Less than a week after winning Congressional approval for a $180 million appropriation for the remainder of the 2011 fiscal year for DOE’s Advanced Research Projects Agency—Energy (ARPA-E), DOE Secretary Steven Chu announced five new project areas on Wednesday, April 20, to be funded through ARPA-E.

Of ARPA-E’s $180 million budget for FY 2011, Secretary Chu announced that approximately $130 million would be set aside for five new project areas focused on energy storage, solar energy technologies, oil and rare earth alternatives, and integration of green energy.  These new programmatic areas build on ARPA-E’s previous focus areas in power technologies (ADEPT); battery technologies (BEEST); building cooling (BEETIT); non-photosynthetic biofuels (Electrofuels); grid energy storage (GRIDS); carbon capture technologies (IMPACCT); and the Department’s open solicitation process for projects not in one of these defined categories. 
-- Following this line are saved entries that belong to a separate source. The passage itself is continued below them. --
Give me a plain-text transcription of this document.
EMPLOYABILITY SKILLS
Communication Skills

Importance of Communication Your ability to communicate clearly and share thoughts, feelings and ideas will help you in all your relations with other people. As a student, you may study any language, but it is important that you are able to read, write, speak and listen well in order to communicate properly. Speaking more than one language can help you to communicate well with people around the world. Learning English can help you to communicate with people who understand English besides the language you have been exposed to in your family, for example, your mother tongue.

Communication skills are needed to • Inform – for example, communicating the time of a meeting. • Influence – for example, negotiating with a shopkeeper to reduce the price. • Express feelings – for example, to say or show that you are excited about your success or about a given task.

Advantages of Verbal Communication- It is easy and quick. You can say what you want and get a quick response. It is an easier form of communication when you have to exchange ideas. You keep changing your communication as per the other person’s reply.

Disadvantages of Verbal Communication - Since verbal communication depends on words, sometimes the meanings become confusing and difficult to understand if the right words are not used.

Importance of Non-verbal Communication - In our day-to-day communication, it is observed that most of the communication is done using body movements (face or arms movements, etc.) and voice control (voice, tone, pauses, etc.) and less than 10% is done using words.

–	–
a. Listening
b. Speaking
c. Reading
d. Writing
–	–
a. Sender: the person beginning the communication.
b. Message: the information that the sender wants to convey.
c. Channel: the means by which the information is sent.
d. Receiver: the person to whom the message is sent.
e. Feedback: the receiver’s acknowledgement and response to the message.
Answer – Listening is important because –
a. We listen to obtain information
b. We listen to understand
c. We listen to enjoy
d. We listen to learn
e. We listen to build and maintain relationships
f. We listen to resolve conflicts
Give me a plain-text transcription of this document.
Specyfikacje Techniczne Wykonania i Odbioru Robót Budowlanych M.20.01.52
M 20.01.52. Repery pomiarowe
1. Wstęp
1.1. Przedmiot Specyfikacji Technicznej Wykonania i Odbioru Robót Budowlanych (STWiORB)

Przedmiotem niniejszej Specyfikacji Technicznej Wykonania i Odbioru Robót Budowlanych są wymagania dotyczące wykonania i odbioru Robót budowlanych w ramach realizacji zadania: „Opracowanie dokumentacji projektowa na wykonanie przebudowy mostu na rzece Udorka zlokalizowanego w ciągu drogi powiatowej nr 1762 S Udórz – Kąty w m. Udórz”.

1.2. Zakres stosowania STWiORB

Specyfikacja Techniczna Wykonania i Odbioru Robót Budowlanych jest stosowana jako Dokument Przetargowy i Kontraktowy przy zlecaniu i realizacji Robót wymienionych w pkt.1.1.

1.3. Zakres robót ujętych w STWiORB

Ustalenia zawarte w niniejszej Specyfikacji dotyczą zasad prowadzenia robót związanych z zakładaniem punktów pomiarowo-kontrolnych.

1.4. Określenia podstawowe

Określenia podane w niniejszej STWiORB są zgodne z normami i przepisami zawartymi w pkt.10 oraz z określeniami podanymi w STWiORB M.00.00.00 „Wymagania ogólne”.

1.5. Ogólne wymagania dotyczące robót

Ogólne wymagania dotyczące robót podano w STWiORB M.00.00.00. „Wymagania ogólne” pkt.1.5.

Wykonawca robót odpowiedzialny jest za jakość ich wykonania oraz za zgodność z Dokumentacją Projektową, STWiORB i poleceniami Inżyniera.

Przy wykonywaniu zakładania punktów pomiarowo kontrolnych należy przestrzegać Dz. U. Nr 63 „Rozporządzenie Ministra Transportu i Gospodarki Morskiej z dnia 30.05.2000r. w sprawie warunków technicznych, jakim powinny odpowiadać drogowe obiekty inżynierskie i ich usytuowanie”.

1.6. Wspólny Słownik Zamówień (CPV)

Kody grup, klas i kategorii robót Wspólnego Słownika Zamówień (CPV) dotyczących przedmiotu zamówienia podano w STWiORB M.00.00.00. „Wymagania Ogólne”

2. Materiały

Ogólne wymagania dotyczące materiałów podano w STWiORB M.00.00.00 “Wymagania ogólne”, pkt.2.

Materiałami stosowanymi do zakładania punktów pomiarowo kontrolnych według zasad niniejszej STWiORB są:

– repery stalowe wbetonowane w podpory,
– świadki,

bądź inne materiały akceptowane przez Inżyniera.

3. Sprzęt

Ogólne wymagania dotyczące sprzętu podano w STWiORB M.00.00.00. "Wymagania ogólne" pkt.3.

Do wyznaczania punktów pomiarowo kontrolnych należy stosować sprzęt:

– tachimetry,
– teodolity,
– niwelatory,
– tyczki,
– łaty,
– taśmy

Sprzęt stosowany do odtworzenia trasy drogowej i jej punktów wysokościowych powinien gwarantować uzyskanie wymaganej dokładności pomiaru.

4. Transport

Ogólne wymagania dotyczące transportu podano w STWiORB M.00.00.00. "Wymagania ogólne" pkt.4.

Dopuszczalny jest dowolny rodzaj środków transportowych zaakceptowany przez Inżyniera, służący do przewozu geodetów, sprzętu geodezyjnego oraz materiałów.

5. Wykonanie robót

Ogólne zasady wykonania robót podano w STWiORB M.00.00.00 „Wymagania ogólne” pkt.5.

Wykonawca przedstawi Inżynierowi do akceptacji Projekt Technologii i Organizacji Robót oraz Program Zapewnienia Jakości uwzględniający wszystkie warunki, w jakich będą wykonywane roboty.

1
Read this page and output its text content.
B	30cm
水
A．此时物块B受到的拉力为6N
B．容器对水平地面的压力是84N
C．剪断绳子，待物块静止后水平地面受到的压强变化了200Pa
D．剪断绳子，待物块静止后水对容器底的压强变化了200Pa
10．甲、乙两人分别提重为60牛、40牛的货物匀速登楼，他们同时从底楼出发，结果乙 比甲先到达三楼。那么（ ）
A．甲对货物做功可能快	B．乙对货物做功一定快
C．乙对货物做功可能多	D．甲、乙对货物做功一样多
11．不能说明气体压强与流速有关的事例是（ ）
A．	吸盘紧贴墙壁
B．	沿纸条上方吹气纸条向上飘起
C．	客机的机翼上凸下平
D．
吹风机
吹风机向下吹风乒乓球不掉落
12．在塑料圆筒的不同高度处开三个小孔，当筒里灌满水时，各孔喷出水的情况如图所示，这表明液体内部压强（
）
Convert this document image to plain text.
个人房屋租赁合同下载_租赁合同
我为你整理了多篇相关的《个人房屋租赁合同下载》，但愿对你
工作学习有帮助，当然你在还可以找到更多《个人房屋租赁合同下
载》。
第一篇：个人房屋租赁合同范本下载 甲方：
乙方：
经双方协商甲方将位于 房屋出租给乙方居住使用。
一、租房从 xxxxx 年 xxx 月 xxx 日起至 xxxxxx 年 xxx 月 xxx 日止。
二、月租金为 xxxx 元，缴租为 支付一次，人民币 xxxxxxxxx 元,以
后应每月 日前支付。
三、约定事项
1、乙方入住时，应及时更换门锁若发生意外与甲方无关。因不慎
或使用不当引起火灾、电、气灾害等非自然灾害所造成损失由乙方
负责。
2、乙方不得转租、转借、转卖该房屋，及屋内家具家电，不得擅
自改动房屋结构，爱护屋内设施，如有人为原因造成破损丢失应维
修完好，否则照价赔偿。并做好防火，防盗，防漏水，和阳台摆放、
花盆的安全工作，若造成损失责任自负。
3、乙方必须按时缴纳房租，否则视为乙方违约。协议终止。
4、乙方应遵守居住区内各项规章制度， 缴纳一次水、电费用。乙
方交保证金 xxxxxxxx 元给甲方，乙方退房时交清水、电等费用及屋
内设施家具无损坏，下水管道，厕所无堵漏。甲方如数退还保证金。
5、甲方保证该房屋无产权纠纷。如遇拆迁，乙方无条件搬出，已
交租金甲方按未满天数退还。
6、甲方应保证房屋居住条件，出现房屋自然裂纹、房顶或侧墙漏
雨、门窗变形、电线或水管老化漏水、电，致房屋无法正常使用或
 Specifically, the five new focus areas announced this week are as follows:

  1. Plants Engineered to Replace Oil (PETRO): Seeks to fund technologies that optimize the biochemical processes of energy capture and conversion to develop robust, farm-ready crops that deliver more energy per acre with less processing prior to the pump. The goal of the PETRO program is to create biofuels for half their current cost, making them cost-competitive with fuels from oil.
  2. High Energy Advanced Thermal Storage (HEATS): Seeks to develop revolutionary cost-effective thermal energy storage technologies in three focus areas: 1) high temperature storage systems to deliver solar electricity more efficiently around the clock and allow nuclear and fossil baseload resources the flexibility to meet peak demand, 2) fuel produced from the sun’s heat, and 3) HVAC systems that use thermal storage to improve the driving range of electric vehicles by up to 40 percent.
  3. Rare Earth Alternatives in Critical Technologies (REACT): Seeks to fund early-stage technology alternatives that reduce or eliminate the dependence on rare earth materials by developing substitutes in two key areas: electric vehicle motors and wind generators.
  4. Green Electricity Network Integration (GENI): Seeks to fund innovative control software and high-voltage hardware to reliably control the electricity grid, specifically: 1) controls able to manage 10 times more intermittently available wind and solar electricity than currently on the grid, and 2) resilient power flow control hardware – or the energy equivalent of an internet router – to enable significantly more electricity to flow over existing network of transmission lines.
  5. Solar Agile Delivery of Electrical Power Technology (Solar ADEPT): Part of DOE’s SunShot Initiative to reduce the total cost of utility-scale solar systems by 75 percent by the end of the decade, the Solar ADEPT program aims to invest in key advances in magnetics, semiconductor switches, and charge storage, with a goal to reduce power conversion costs by up to 50 percent for utilities and 80 percent for homeowners.

Originally created as part of the America Creating Opportunities to Meaningfully Promote Excellence in Technology, Education, and Science (America COMPETES) Act of 2007, ARPA-E received its first funding as part of the American Recovery and Reinvestment Act of 2009.  Of the $400 million provided in ARRA funding, ARPA-E has to this point invested $363 million in 121 energy projects.  In February, DOE announced that six of these projects focused on solar and wind energy technologies and advanced batteries and energy storage had secured more than $100 million in private capital following an initial ARPA-E investment of $23.4 million.